Organizações divulgaram notas com críticas à MP 1157; ações de empresas na B3 voltaram a cair
Camila Souza Ramos
A publicação da MP 1.157, que prorrogou por 60 dias a desoneração de todos os combustíveis sem uma compensação tributária, gerou incômodo entre produtores de etanol. Ontem, organizações que representam o segmento divulgaram notas com ataques à decisão do governo Lula, embora a maioria não tenha criticado o governo Bolsonaro quando a medida foi adotada.
A prorrogação pegou as usinas de surpresa, já que o ministro da Fazenda, Fernando Haddad, disse na semana passada que pedira ao governo anterior que não tomasse decisões com impacto fiscal para a nova gestão. A mudança de ideia de Lula sobre a tributação dos combustíveis veio no fim da sexta-feira passada.

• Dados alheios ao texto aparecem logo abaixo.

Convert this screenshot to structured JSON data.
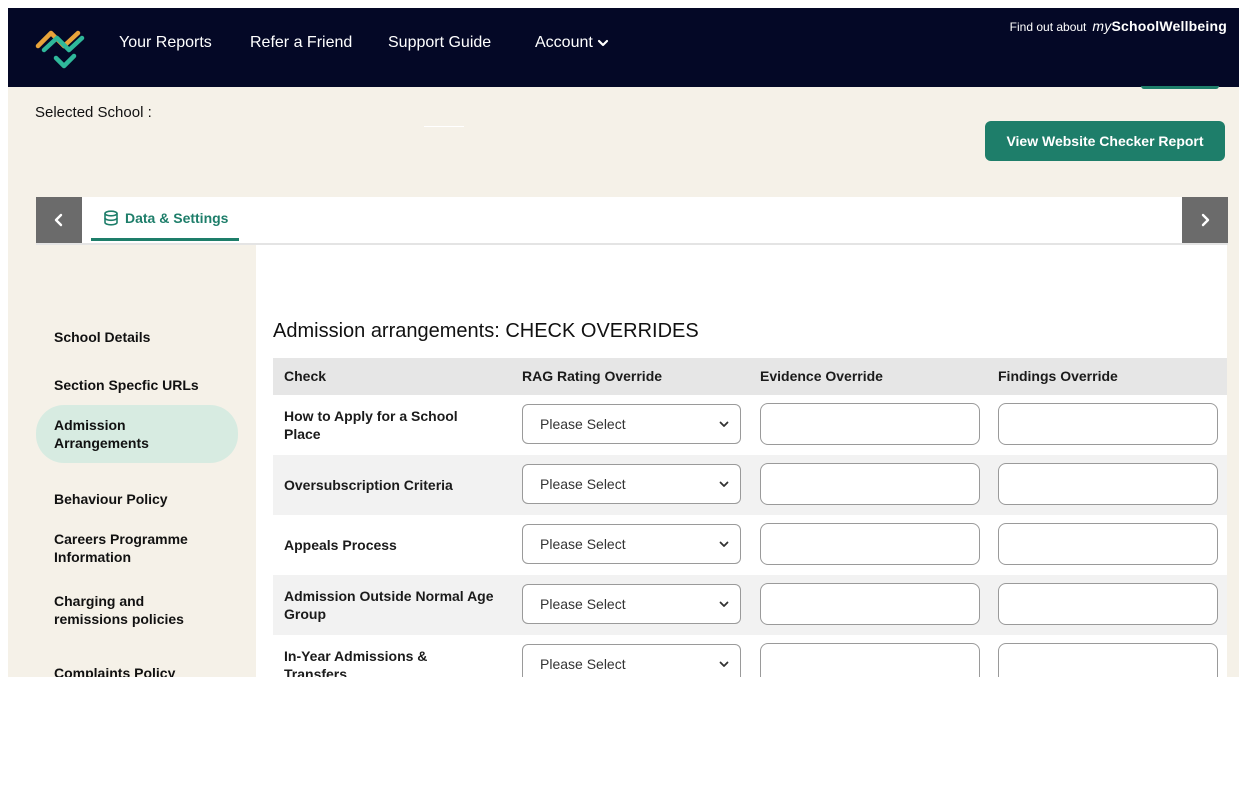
{
  "nav": {
    "links": [
      "Your Reports",
      "Refer a Friend",
      "Support Guide"
    ],
    "account_label": "Account",
    "findout_text": "Find out about",
    "brand_prefix": "my",
    "brand_name": "SchoolWellbeing",
    "accent_colors": [
      "#e8a33a",
      "#2fb89a"
    ]
  },
  "school_bar": {
    "selected_label": "Selected School :",
    "report_button": "View Website Checker Report"
  },
  "tabs": {
    "active_label": "Data & Settings",
    "active_icon": "database-icon",
    "prev_icon": "chevron-left-icon",
    "next_icon": "chevron-right-icon"
  },
  "sidebar": {
    "items": [
      {
        "label": "School Details",
        "active": false
      },
      {
        "label": "Section Specfic URLs",
        "active": false
      },
      {
        "label": "Admission Arrangements",
        "active": true
      },
      {
        "label": "Behaviour Policy",
        "active": false
      },
      {
        "label": "Careers Programme Information",
        "active": false
      },
      {
        "label": "Charging and remissions policies",
        "active": false
      },
      {
        "label": "Complaints Policy",
        "active": false
      }
    ]
  },
  "main": {
    "section_title": "Admission arrangements: CHECK OVERRIDES",
    "columns": [
      "Check",
      "RAG Rating Override",
      "Evidence Override",
      "Findings Override"
    ],
    "select_placeholder": "Please Select",
    "rows": [
      {
        "check": "How to Apply for a School Place",
        "rag": "Please Select",
        "evidence": "",
        "findings": ""
      },
      {
        "check": "Oversubscription Criteria",
        "rag": "Please Select",
        "evidence": "",
        "findings": ""
      },
      {
        "check": "Appeals Process",
        "rag": "Please Select",
        "evidence": "",
        "findings": ""
      },
      {
        "check": "Admission Outside Normal Age Group",
        "rag": "Please Select",
        "evidence": "",
        "findings": ""
      },
      {
        "check": "In-Year Admissions & Transfers",
        "rag": "Please Select",
        "evidence": "",
        "findings": ""
      }
    ]
  },
  "colors": {
    "nav_bg": "#040826",
    "page_bg": "#f5f1e8",
    "brand_green": "#1e7e6a",
    "active_sidebar_bg": "#d7ebe1"
  }
}
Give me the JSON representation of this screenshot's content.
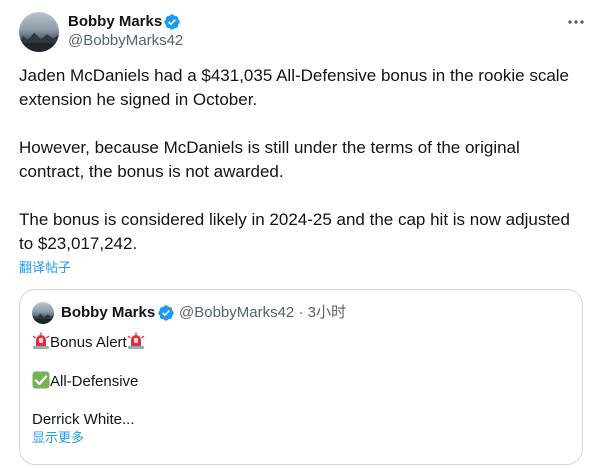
{
  "tweet": {
    "author_name": "Bobby Marks",
    "author_handle": "@BobbyMarks42",
    "paragraphs": [
      "Jaden McDaniels had a $431,035 All-Defensive bonus in the rookie scale extension he signed in October.",
      "However, because McDaniels is still under the terms of the original contract, the bonus is not awarded.",
      "The bonus is considered likely in 2024-25 and the cap hit is now adjusted to $23,017,242."
    ],
    "translate_label": "翻译帖子",
    "more_icon": "more-horizontal-icon",
    "verified_icon": "verified-badge-icon"
  },
  "quote": {
    "author_name": "Bobby Marks",
    "author_meta": "@BobbyMarks42 · 3小时",
    "line1_text": "Bonus Alert",
    "line2_text": "All-Defensive",
    "line3_text": "Derrick White...",
    "show_more_label": "显示更多",
    "siren_icon": "police-light-emoji",
    "check_icon": "check-mark-emoji"
  },
  "colors": {
    "accent": "#1d9bf0",
    "secondary_text": "#536471",
    "border": "#cfd9de",
    "check_green": "#77b255",
    "siren_red": "#dd2e44"
  }
}
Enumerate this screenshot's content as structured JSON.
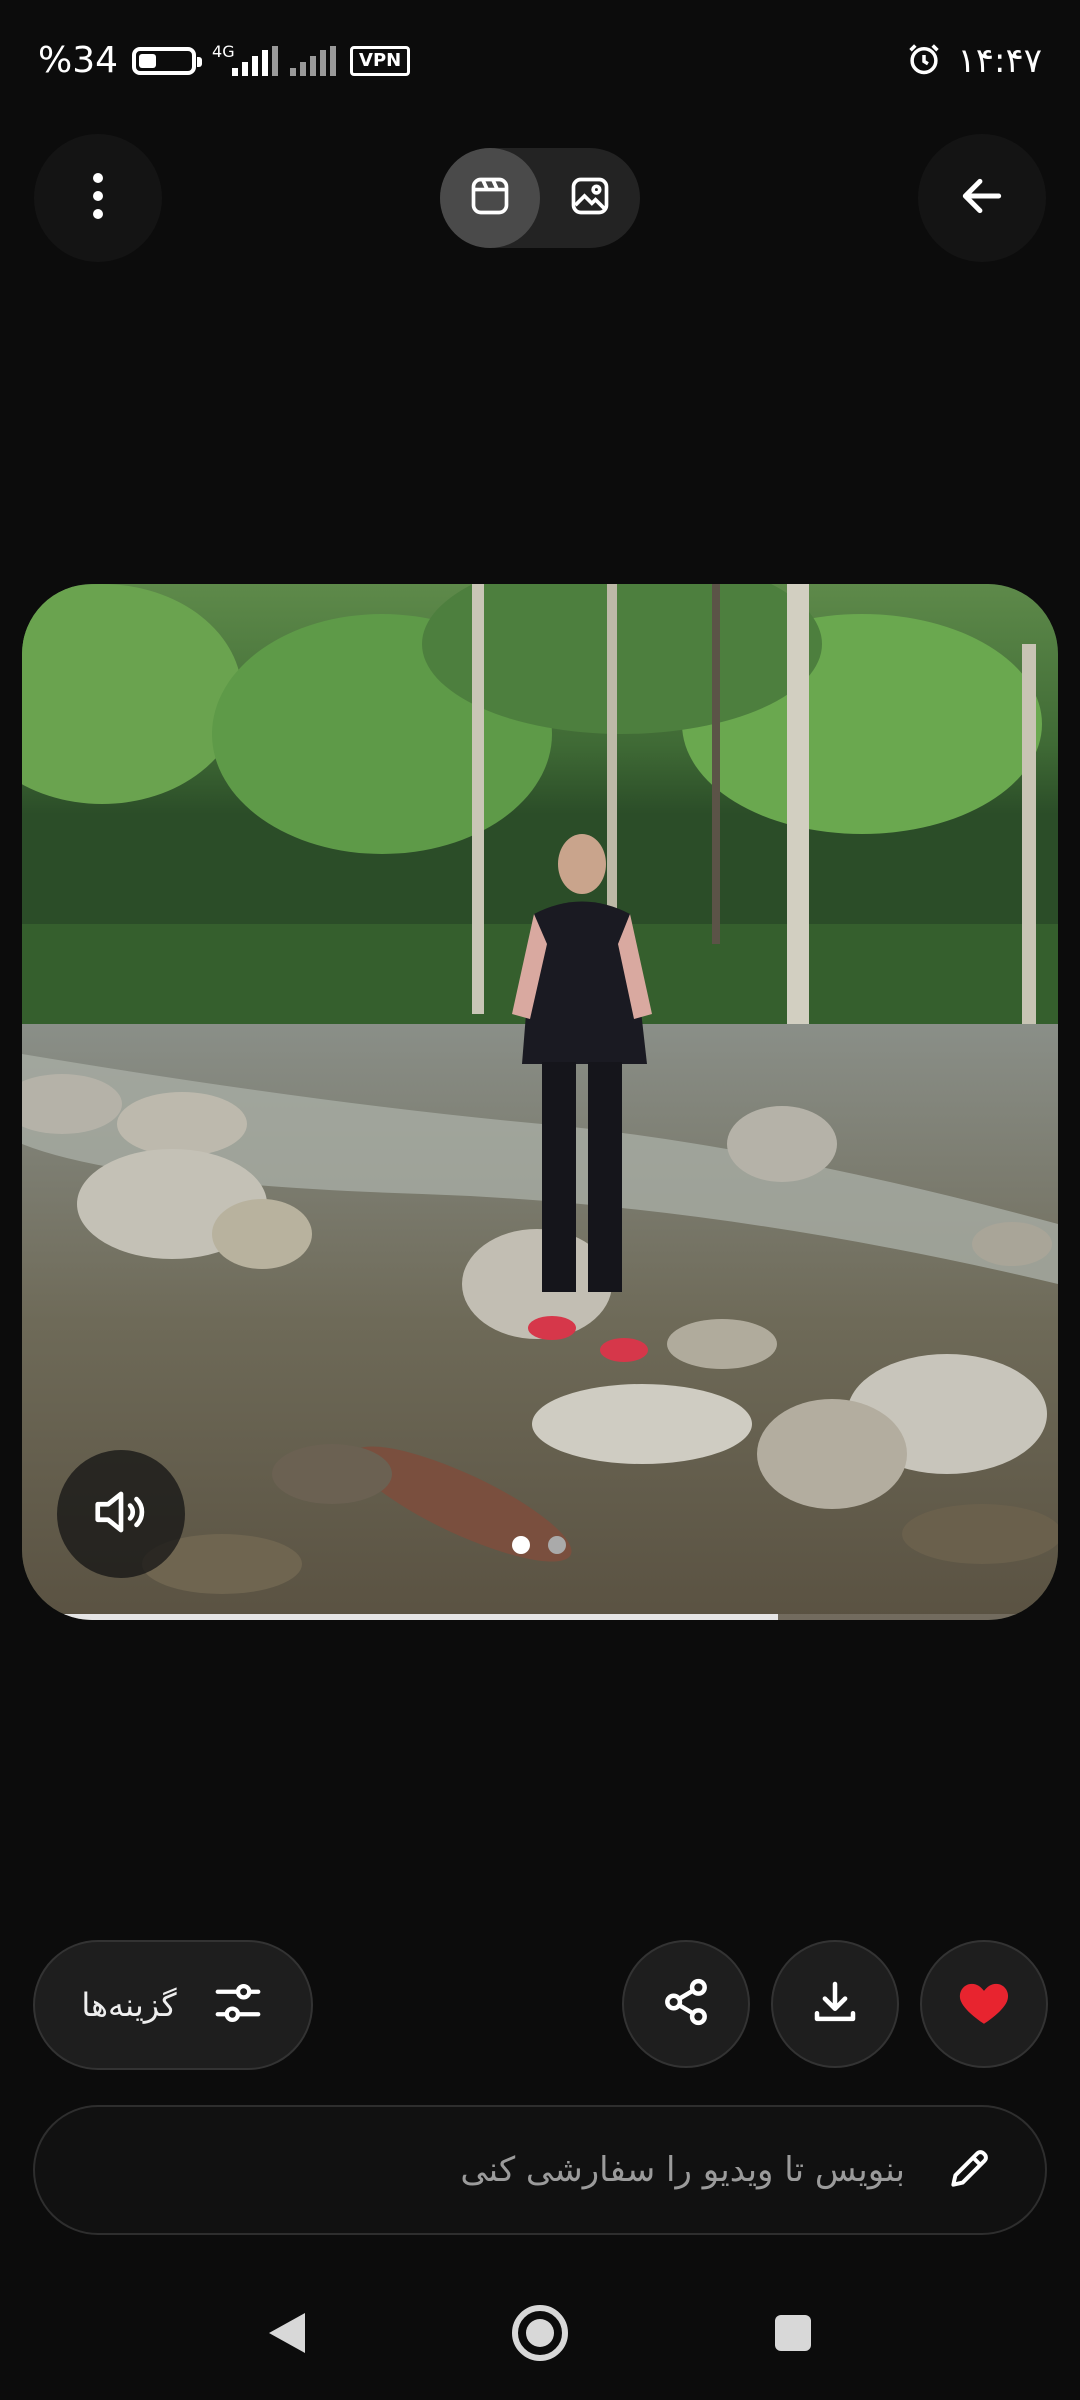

A União das Indústrias de Cana-de-Açúcar (Unica) e o Fórum Nacional Sucroenergético (FNS), que representam a maior parte das usinas sucroenergéticas do país, emitiram nota conjunta em que citaram nominalmente o “governo Lula” como “cúmplice de um atentado econômico, ambiental, social e jurídico” por “manter a isenção de tributos federais sobre a gasolina, inaugurada pelo governo Bolsonaro”.
Já a União Nacional do Etanol de Milho (Unem) divulgou nota afirmando que, com a prorrogação, o governo federal gera “prejuízo para a cadeia produtiva do etanol de milho”, além de enfraquecer “a política nacional de incentivo aos biocombustíveis, a transição energética e a descarbonização das fontes energética de mobilidade”.
A prorrogação afeta mais diretamente as usinas de etanol de milho – que, diferentemente das de etanol de cana, não estão em entressafra e têm que produzir continuamente.
No ano passado, Bolsonaro tomou várias decisões que impactaram negativamente o etanol hidratado nacional. O hidratado encerrou o ano passado com queda de participação no mercado de ciclo Otto.
A primeira medida, de março, foi a retirada do imposto de importação de etanol até o fim do ano. Outra, de maio, foi a redução das alíquotas de ICMS dos Estados sobre combustíveis, o que diminuiu o diferencial que a gasolina e o etanol tinham em várias unidades federativas. Nas duas ocasiões, apenas a Unem divulgou críticas às decisões.
Em junho passado, Bolsonaro isentou todos os combustíveis de PIS/Cofins e Cide de forma linear, às vésperas da eleição, o que eliminou o diferencial tributário que dava vantagem ao etanol hidratado. Na ocasião, nenhuma organização do setor divulgou nota comentando.
Para evitar mais perdas, parlamentares ligados às usinas propuseram uma emenda constitucional para garantir o diferencial tributário por 20 anos, e um crédito presumido de ICMS como compensação enquanto durasse a desoneração linear de 2022.
Uma liderança do segmento que preferiu não se identificar disse que não houve críticas públicas quando a desoneração foi adotada porque à proposta foi apensada a PEC dos benefícios sociais, que “desviou a discussão”, e também porque o crédito tributário gerou uma compensação equivalente à perda que as usinas tiveram com o preço do etanol, de R$ 0,45 o litro.
Porém, executivos do ramo dizem que o crédito pouco serviu até agora, já que as usinas passaram a priorizar a produção e a exportação de açúcar, que já têm isenção tributária. Agora, com a publicação da MP por Lula, as lideranças dos usineiros reivindicam o dispositivo constitucional aprovado no ano passado, que obriga a gasolina a ter uma tributação mais elevada que o etanol.
O BTG Pactual divulgou relatório afirmando que planeja revisar sua recomendação para as ações de empresas sucroalcooleiras. Nos últimos meses, o banco manteve recomendação de compra de Raízen, São Martinho e Jalles Machado, apesar das mudanças tributárias. Entre maio, quando Bolsonaro iniciou as reduções tributárias, e o fim de 2022, as ações das três empresas tiveram forte queda na B3. Ontem, a Raízen caiu 5,35%, a São Martinho, 11,39%, e a Jalles, 7,07%.